Cryotherapy (FNEC) for Musculoskeletal Tumors
Cryotherapy by FNEC (Freezing Nitrogen Ethanol Composite) is a new-developing cryotherapy technique by Taipei Veterans General Hospital.
Some of the bone tumors such as aggressive benign bone tumors, low-grade malignant bone tumor and bony metastasis are easily cause local recurrence. Even by intensive intralesional tumor removal and radiotherapy, there is still 12% to 50% local recurrence rate. To decrease the risk of post-curettage recurrence, several types of local adjuvant treatments, for instance the use of polymethylmethacrylate, phenol, or liquid nitrogen, have been considered. Since the 1960s, cryotherapy by use of liquid nitrogen as the cryogenic source has been used in adjuvant treatment of some musculoskeletal tumors, including GCT, and showed that it is useful in reducing recurrence but is associated with complications related to the freezing.
The mechanisms of cryoablation-mediated cell death have been studied. In brief, rapid freezing induces intracellular ice crystallization and propagation of ice mediates mechanical stress, which causes damage to cellular organelles. The resulting ice recrystallization is accompanied by slow thawing that mediates further damaging stress. The ultimate goal is to eradicate tumor cells without damage to the adjacent healthy tissues. Directly pouring a cryogenic source such as liquid nitrogen into the surgical bone cavity was first introduced by Marcove. However, this treatment is associated with local complications like fracture in as many as 42% of patients; less commonly, skin necrosis and nerve palsy have been reported. These problems have caused investigators to question the merits of this approach. Complications of liquid nitrogen treatment may be caused directly by spills or overflow of the liquid, or by liquid nitrogen’s profound freezing effect ( 196° C) damaging the adjacent normal tissues. To avoid some of the disadvantages associated with the use of directly pouring liquid nitrogen into a tumor cavity after curettage, we explored the development of a novel cryogenic material, freezing nitrogen ethanol.

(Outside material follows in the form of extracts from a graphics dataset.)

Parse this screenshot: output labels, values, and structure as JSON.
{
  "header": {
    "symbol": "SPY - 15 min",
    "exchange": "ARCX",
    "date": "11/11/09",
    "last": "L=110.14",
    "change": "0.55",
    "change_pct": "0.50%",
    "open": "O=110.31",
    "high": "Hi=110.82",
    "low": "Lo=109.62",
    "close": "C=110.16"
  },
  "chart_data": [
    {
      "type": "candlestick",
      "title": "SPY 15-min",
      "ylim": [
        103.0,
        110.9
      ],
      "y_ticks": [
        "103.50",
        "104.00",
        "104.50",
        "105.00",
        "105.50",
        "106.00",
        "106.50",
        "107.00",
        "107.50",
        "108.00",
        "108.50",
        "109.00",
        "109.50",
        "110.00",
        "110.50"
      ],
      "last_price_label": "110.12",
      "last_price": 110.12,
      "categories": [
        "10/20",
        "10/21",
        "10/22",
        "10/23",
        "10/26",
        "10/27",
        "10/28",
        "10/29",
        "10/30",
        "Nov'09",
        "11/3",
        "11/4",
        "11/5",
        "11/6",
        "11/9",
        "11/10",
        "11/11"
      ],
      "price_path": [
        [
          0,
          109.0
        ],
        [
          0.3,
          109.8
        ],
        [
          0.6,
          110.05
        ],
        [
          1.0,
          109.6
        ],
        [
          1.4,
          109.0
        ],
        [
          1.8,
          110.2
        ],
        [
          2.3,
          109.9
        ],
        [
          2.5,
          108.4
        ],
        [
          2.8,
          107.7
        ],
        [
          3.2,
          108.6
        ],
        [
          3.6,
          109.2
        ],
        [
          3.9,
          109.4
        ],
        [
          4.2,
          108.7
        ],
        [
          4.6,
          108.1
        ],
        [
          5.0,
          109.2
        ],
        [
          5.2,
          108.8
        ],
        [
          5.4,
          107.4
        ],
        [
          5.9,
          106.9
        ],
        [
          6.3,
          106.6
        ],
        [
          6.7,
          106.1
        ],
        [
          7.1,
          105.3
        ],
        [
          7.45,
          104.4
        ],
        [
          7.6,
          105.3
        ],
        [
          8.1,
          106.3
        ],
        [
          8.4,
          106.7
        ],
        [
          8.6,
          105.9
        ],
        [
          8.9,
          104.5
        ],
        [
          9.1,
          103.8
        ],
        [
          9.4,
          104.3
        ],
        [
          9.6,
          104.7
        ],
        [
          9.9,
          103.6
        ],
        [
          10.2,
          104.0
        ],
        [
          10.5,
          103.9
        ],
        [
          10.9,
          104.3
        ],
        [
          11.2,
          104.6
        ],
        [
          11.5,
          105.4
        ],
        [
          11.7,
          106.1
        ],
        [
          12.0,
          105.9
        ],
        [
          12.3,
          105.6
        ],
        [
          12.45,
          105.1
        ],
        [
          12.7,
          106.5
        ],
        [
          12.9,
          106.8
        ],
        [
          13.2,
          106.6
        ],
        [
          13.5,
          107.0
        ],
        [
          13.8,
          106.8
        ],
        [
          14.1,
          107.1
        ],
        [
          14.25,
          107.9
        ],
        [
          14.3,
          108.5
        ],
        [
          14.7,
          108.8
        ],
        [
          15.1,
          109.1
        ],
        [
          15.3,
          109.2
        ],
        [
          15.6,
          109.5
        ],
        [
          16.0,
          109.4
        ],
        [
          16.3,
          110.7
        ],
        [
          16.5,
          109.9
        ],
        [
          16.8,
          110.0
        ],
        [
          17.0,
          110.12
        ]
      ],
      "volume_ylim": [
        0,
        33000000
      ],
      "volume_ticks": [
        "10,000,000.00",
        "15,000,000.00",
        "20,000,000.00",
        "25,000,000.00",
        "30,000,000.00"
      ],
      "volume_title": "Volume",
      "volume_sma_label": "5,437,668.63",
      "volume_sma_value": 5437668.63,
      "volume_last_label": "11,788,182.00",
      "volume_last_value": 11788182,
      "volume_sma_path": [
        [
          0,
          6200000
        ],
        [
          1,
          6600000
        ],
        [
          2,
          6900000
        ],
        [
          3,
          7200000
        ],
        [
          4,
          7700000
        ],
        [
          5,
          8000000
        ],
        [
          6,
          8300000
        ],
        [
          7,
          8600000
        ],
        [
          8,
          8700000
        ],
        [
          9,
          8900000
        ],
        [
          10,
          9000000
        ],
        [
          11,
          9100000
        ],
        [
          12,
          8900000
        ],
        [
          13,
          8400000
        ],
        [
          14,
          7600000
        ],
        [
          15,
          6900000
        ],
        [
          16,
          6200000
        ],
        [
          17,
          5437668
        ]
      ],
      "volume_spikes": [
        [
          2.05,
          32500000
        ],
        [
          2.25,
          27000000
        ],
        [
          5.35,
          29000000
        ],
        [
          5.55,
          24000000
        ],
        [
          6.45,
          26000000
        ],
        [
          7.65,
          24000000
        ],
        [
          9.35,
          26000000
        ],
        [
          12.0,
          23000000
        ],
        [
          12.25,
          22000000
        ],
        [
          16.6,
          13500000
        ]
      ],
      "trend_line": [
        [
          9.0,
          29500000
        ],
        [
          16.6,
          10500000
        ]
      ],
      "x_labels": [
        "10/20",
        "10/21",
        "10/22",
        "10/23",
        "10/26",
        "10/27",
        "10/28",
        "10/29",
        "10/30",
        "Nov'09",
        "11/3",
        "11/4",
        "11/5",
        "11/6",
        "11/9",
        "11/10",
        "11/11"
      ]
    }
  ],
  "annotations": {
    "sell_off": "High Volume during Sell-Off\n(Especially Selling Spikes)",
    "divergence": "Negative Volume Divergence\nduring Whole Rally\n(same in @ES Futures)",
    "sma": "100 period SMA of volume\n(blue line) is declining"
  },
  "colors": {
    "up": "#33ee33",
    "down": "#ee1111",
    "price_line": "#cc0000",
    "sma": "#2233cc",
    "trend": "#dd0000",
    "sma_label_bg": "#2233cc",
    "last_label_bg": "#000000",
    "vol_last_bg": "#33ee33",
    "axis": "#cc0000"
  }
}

The surgical technique was performed under tourniquet control. After exposure of the involved bone tissue, a cortical window the size of the longest longitudinal dimension of the tumor was made. After exposure the tumor, the gross tumor was then removed by hand curettes carefully. After that, followed by high-speed burring to remove the tumor invasive into the peripheral area. To further kill all the possible residual tumor nearby, cryotherapy could be applied. We used a warm water-perfused gauze pad to insulate the normal tissues adjacent to the surgical lesions. The freshly prepared semisolid freezing nitrogen ethanol composite was scooped into the lesion cavity. The exterior surface of the freezing nitrogen ethanol composite preparation may melt faster. The melted freezing nitrogen ethanol composite was removed and additional fresh freezing nitrogen ethanol composite was added to ensure a consistent semisolid status. At least 5 minutes of exposure to freezing nitrogen ethanol composite was ensured for the entire bone cavity. Finally, the freezing nitrogen ethanol composite-treated tissue was thawed for 15 minutes. After thawing, bone defect reconstruction was conducted using bone grafts (artificial bone grafts or allografts) and internal fixation by osteosynthesis was dictated by the nature of the lesions.
There are possible risks and complications associated with the surgery, including:
1. infection requiring antibiotics or surgical debridement.
2. Nerve, vessel injury during tumor resection.
The procedure cost is about 150,000 to 300,000 NTD, prices are subject to change without prior notice, need to pay in accordance with the actual medical expenses.